Jadi yang bisa Vivi lakukan saat ini adalah mengisi waktu yang tersisa dalam hidupnya yang entah sampai kapan itu dengan berada di sisi pria yang selama 5 tahun terakhir terus ia cintai diam-diam. Meski dengan cara yang pengecut, namun Vivi sadar jika berpura-pura menjadi Hana adalah satu-satunya cara yang bisa ia lakukan untuk bisa menunjukkan perasaannya pada Eric tanpa perlu mengkhawatirkan penolakan dari ppria itu.

"Padahal kuharap dia mau sekali lagi memerankan karakter Aiden dan membalas cintaku seperti yang ada di film. Tapi mengapa dia justru memperlakukanku seperti pelayannya sungguhan?" gerutu Vivi sambil menginjak-injak cuciannya dengan kasar.

"Kau bodoh, Eric! Aku sedang sekarat di sini dan tidak tahu kapan akan mati! Bahkan meski hanya akting, aku ingin merasakan dicintai olehmu sebelum mati! Tapi kenapa kau malah memperlakukanku sebagai pelayan sungguhan?"

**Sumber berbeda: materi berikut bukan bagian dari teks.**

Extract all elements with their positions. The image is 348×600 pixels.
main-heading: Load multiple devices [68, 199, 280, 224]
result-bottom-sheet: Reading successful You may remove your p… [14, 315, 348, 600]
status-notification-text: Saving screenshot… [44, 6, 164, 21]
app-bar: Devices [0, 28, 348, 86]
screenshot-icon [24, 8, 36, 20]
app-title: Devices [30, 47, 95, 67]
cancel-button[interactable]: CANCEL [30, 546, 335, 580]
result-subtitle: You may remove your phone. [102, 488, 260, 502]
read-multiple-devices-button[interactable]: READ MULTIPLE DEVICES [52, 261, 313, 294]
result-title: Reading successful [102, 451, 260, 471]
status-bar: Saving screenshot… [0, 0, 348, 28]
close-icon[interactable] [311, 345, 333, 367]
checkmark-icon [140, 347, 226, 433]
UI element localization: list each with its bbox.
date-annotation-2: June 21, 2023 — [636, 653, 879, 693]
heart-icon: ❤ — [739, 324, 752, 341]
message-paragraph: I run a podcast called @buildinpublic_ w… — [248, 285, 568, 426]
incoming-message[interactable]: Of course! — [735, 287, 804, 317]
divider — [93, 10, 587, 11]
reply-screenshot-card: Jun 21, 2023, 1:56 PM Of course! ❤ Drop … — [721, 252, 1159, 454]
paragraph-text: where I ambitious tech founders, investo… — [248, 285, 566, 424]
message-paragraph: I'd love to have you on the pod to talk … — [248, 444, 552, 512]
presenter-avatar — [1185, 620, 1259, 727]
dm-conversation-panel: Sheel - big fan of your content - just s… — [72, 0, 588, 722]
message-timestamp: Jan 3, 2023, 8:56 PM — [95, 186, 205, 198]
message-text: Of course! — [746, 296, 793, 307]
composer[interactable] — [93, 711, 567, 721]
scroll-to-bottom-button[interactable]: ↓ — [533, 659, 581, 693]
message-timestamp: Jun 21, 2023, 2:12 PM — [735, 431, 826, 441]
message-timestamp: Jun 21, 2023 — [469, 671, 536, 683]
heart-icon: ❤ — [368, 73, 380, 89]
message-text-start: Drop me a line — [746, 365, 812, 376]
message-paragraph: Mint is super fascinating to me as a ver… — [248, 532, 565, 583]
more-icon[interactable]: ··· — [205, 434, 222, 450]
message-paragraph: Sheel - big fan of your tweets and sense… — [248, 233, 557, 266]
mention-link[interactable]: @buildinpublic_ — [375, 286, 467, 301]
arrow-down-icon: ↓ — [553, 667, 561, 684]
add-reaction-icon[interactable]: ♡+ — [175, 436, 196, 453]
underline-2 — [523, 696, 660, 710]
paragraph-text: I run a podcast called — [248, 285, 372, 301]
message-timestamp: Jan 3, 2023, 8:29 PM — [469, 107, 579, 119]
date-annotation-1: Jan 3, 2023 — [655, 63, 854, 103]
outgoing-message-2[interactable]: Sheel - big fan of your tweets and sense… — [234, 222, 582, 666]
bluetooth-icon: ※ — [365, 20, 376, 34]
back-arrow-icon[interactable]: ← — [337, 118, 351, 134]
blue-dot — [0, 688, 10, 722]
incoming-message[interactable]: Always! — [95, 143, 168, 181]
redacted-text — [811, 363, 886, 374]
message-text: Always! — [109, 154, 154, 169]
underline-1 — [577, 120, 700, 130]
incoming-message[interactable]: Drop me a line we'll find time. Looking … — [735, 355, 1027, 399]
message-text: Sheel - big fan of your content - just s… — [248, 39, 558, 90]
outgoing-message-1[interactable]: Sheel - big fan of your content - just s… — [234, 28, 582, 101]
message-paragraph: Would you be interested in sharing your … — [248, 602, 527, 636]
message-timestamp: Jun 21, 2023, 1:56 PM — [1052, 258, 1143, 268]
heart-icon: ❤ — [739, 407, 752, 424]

Vivi sadar semakin banyak dirinya mengeluh hatinya jadi semakin terasa sakit. Dan rasanya jadi semakin sakit saat ia menyesali perasaan sepihak yang selama bertahun-tahun tidak pernah berani ia tunjukkan pada Eric.

"Aku yang bodoh," lirih Vivi. "Aku yang bodoh karena sudah jatuh cinta pada Pak Tua itu! Padahal ada banyak pria yang jauh lebih hebat yang jatuh cinta padaku, tapi kenapa aku justru jadi sebodoh ini untuk membiarkan hatiku jatuh pada seseorang yang bahkan tidak pernah menganggapku sebagai seorang wanita?"